Written and illustrated by Naoyuki Kageyama, under supervision by Kazuki Takahashi, the Yu-Gi-Oh! GX manga series was serialized in Shueisha's V Jump magazine from December 17, 2005, to March 19, 2011. Shueisha collected its chapters in nine tankōbon volumes, released from November 2, 2006, to June 3, 2011. A one-shot was published in V Jump on June 21, 2014.
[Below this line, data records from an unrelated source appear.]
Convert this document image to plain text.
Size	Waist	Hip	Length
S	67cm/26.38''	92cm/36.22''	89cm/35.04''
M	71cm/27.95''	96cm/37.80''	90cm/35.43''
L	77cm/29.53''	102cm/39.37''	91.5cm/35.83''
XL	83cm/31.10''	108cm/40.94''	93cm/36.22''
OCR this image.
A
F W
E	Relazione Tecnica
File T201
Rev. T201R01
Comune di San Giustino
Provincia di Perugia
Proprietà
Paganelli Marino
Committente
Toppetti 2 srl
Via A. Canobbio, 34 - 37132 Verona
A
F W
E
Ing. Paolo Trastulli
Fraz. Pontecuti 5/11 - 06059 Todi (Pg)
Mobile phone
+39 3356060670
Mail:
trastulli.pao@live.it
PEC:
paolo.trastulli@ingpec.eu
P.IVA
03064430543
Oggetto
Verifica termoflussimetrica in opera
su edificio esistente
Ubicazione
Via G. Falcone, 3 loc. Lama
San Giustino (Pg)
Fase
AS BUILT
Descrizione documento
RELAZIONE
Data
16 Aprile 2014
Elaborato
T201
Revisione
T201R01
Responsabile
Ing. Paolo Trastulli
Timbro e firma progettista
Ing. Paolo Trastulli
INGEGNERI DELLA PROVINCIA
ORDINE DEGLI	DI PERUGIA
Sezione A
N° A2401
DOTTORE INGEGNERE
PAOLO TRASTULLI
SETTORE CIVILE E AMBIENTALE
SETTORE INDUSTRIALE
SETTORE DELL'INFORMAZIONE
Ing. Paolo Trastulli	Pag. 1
In North America, the manga was licensed for English release by Viz Media. The series ran in the Shonen Jump manga anthology from the January 2007 to the January 2010 issues. Viz Media released the nine volumes from November 6, 2007, to August 7, 2012.

===Video games===

Several video games based on Yu-Gi-Oh! GX have been developed and published by Konami.

Two games were released for Game Boy Advance; Yu-Gi-Oh! Ultimate Masters: World Championship Tournament 2006, and Yu-Gi-Oh! GX Duel Academy.
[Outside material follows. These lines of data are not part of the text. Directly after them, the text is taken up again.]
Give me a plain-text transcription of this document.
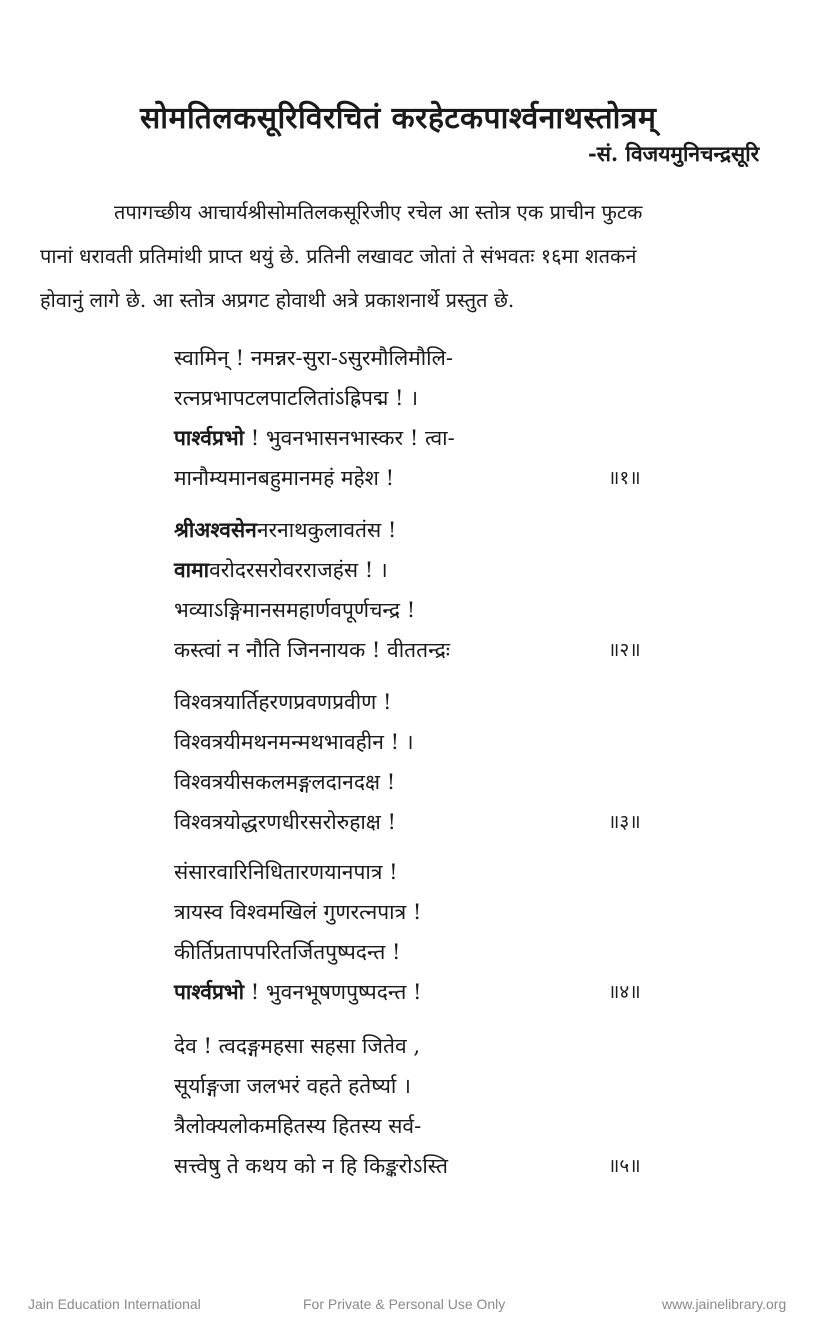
सोमतिलकसूरिविरचितं करहेटकपार्श्वनाथस्तोत्रम्
-सं. विजयमुनिचन्द्रसूरि

तपागच्छीय आचार्यश्रीसोमतिलकसूरिजीए रचेल आ स्तोत्र एक प्राचीन फुटक

पानां धरावती प्रतिमांथी प्राप्त थयुं छे. प्रतिनी लखावट जोतां ते संभवतः १६मा शतकनं

होवानुं लागे छे. आ स्तोत्र अप्रगट होवाथी अत्रे प्रकाशनार्थे प्रस्तुत छे.

स्वामिन् ! नमन्नर-सुरा-ऽसुरमौलिमौलि-
रत्नप्रभापटलपाटलितांऽह्रिपद्म ! ।
पार्श्वप्रभो ! भुवनभासनभास्कर ! त्वा-
मानौम्यमानबहुमानमहं महेश !	॥१॥
श्रीअश्वसेननरनाथकुलावतंस !
वामावरोदरसरोवरराजहंस ! ।
भव्याऽङ्गिमानसमहार्णवपूर्णचन्द्र !
कस्त्वां न नौति जिननायक ! वीततन्द्रः	॥२॥
विश्वत्रयार्तिहरणप्रवणप्रवीण !
विश्वत्रयीमथनमन्मथभावहीन ! ।
विश्वत्रयीसकलमङ्गलदानदक्ष !
विश्वत्रयोद्धरणधीरसरोरुहाक्ष !	॥३॥
संसारवारिनिधितारणयानपात्र !
त्रायस्व विश्वमखिलं गुणरत्नपात्र !
कीर्तिप्रतापपरितर्जितपुष्पदन्त !
पार्श्वप्रभो ! भुवनभूषणपुष्पदन्त !	॥४॥
देव ! त्वदङ्गमहसा सहसा जितेव ,
सूर्याङ्गजा जलभरं वहते हतेर्ष्या ।
त्रैलोक्यलोकमहितस्य हितस्य सर्व-
सत्त्वेषु ते कथय को न हि किङ्करोऽस्ति	॥५॥
Jain Education International	For Private & Personal Use Only	www.jainelibrary.org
Three games have been released for Nintendo DS; Yu-Gi-Oh! Duel Monsters GX Spirit Caller, Yu-Gi-Oh! Duel Monsters World Championship 2007 and Yu-Gi-Oh! World Championship 2008. A fourth title, Yu-Gi-Oh! Duel Monsters GX Card Almanac, is not actually a game, but a catalog of cards up to 2007.
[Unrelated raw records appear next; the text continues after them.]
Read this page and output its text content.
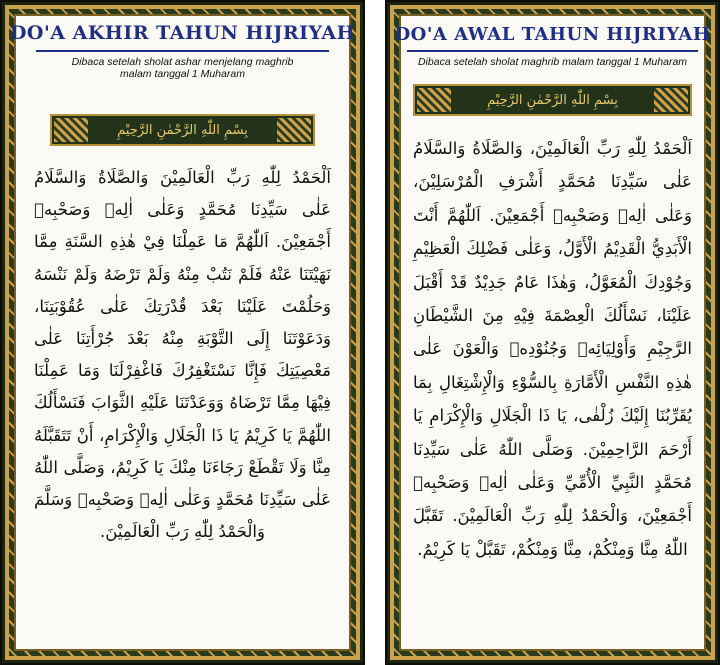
DO'A AKHIR TAHUN HIJRIYAH
Dibaca setelah sholat ashar menjelang maghrib
malam tanggal 1 Muharam
بِسْمِ اللّٰهِ الرَّحْمٰنِ الرَّحِيْمِ
اَلْحَمْدُ لِلّٰهِ رَبِّ الْعَالَمِيْنَ وَالصَّلَاةُ وَالسَّلَامُ عَلٰى سَيِّدِنَا مُحَمَّدٍ وَعَلٰى اٰلِهٖ وَصَحْبِهٖ أَجْمَعِيْنَ. اَللّٰهُمَّ مَا عَمِلْنَا فِيْ هٰذِهِ السَّنَةِ مِمَّا نَهَيْتَنَا عَنْهُ فَلَمْ نَتُبْ مِنْهُ وَلَمْ تَرْضَهُ وَلَمْ نَنْسَهُ وَحَلُمْتَ عَلَيْنَا بَعْدَ قُدْرَتِكَ عَلٰى عُقُوْبَتِنَا، وَدَعَوْتَنَا إِلَى التَّوْبَةِ مِنْهُ بَعْدَ جُرْأَتِنَا عَلٰى مَعْصِيَتِكَ فَإِنَّا نَسْتَغْفِرُكَ فَاغْفِرْلَنَا وَمَا عَمِلْنَا فِيْهَا مِمَّا تَرْضَاهُ وَوَعَدْتَنَا عَلَيْهِ الثَّوَابَ فَنَسْأَلُكَ اللّٰهُمَّ يَا كَرِيْمُ يَا ذَا الْجَلَالِ وَالْإِكْرَامِ، أَنْ تَتَقَبَّلَهُ مِنَّا وَلَا تَقْطَعْ رَجَاءَنَا مِنْكَ يَا كَرِيْمُ، وَصَلَّى اللّٰهُ عَلٰى سَيِّدِنَا مُحَمَّدٍ وَعَلٰى اٰلِهٖ وَصَحْبِهٖ وَسَلَّمَ وَالْحَمْدُ لِلّٰهِ رَبِّ الْعَالَمِيْنَ.
DO'A AWAL TAHUN HIJRIYAH
Dibaca setelah sholat maghrib malam tanggal 1 Muharam
بِسْمِ اللّٰهِ الرَّحْمٰنِ الرَّحِيْمِ
اَلْحَمْدُ لِلّٰهِ رَبِّ الْعَالَمِيْنَ، وَالصَّلَاةُ وَالسَّلَامُ عَلٰى سَيِّدِنَا مُحَمَّدٍ أَشْرَفِ الْمُرْسَلِيْنَ، وَعَلٰى اٰلِهٖ وَصَحْبِهٖ أَجْمَعِيْنَ. اَللّٰهُمَّ أَنْتَ الْأَبَدِيُّ الْقَدِيْمُ الْأَوَّلُ، وَعَلٰى فَضْلِكَ الْعَظِيْمِ وَجُوْدِكَ الْمُعَوَّلُ، وَهٰذَا عَامٌ جَدِيْدٌ قَدْ أَقْبَلَ عَلَيْنَا، نَسْأَلُكَ الْعِصْمَةَ فِيْهِ مِنَ الشَّيْطَانِ الرَّجِيْمِ وَأَوْلِيَائِهٖ وَجُنُوْدِهٖ وَالْعَوْنَ عَلٰى هٰذِهِ النَّفْسِ الْأَمَّارَةِ بِالسُّوْءِ وَالْإِشْتِغَالِ بِمَا يُقَرِّبُنَا إِلَيْكَ زُلْفٰى، يَا ذَا الْجَلَالِ وَالْإِكْرَامِ يَا أَرْحَمَ الرَّاحِمِيْنَ. وَصَلَّى اللّٰهُ عَلٰى سَيِّدِنَا مُحَمَّدٍ النَّبِيِّ الْأُمِّيِّ وَعَلٰى اٰلِهٖ وَصَحْبِهٖ أَجْمَعِيْنَ، وَالْحَمْدُ لِلّٰهِ رَبِّ الْعَالَمِيْنَ. تَقَبَّلَ اللّٰهُ مِنَّا وَمِنْكُمْ، مِنَّا وَمِنْكُمْ، تَقَبَّلْ يَا كَرِيْمُ.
The Tag Force series has appeared on the PlayStation Portable, which adds the ability to form tag team duels, with the first three games in the series being based on the GX series (subsequent games are based on Yu-Gi-Oh! 5D's). The titles are Yu-Gi-Oh! GX Tag Force, Yu-Gi-Oh! GX Tag Force 2 and Yu-Gi-Oh! GX Tag Force 3. The first game was also ported to PlayStation 2 as Yu-Gi-Oh! GX: Tag Force Evolution. So far, Tag Force 3 has not been released in North America. It was however, released in Europe, and its follow up, Yu-Gi-Oh! 5D's Tag Force 4, has been released in all regions including North America.

===Other media===
In 2007, Eaglemoss productions signed a deal to release a magazine based upon the Yu-Gi-Oh! GX franchise named Yu-Gi-Oh! GX Ultimate Guide.

The artist Inu Mayuge wrote a Yu-Gi-Oh! GX parody titled De-I-Ko! GX (犬☆眉☆毛DE-I-KO! GX), posted in V Jump on June 25, 2009.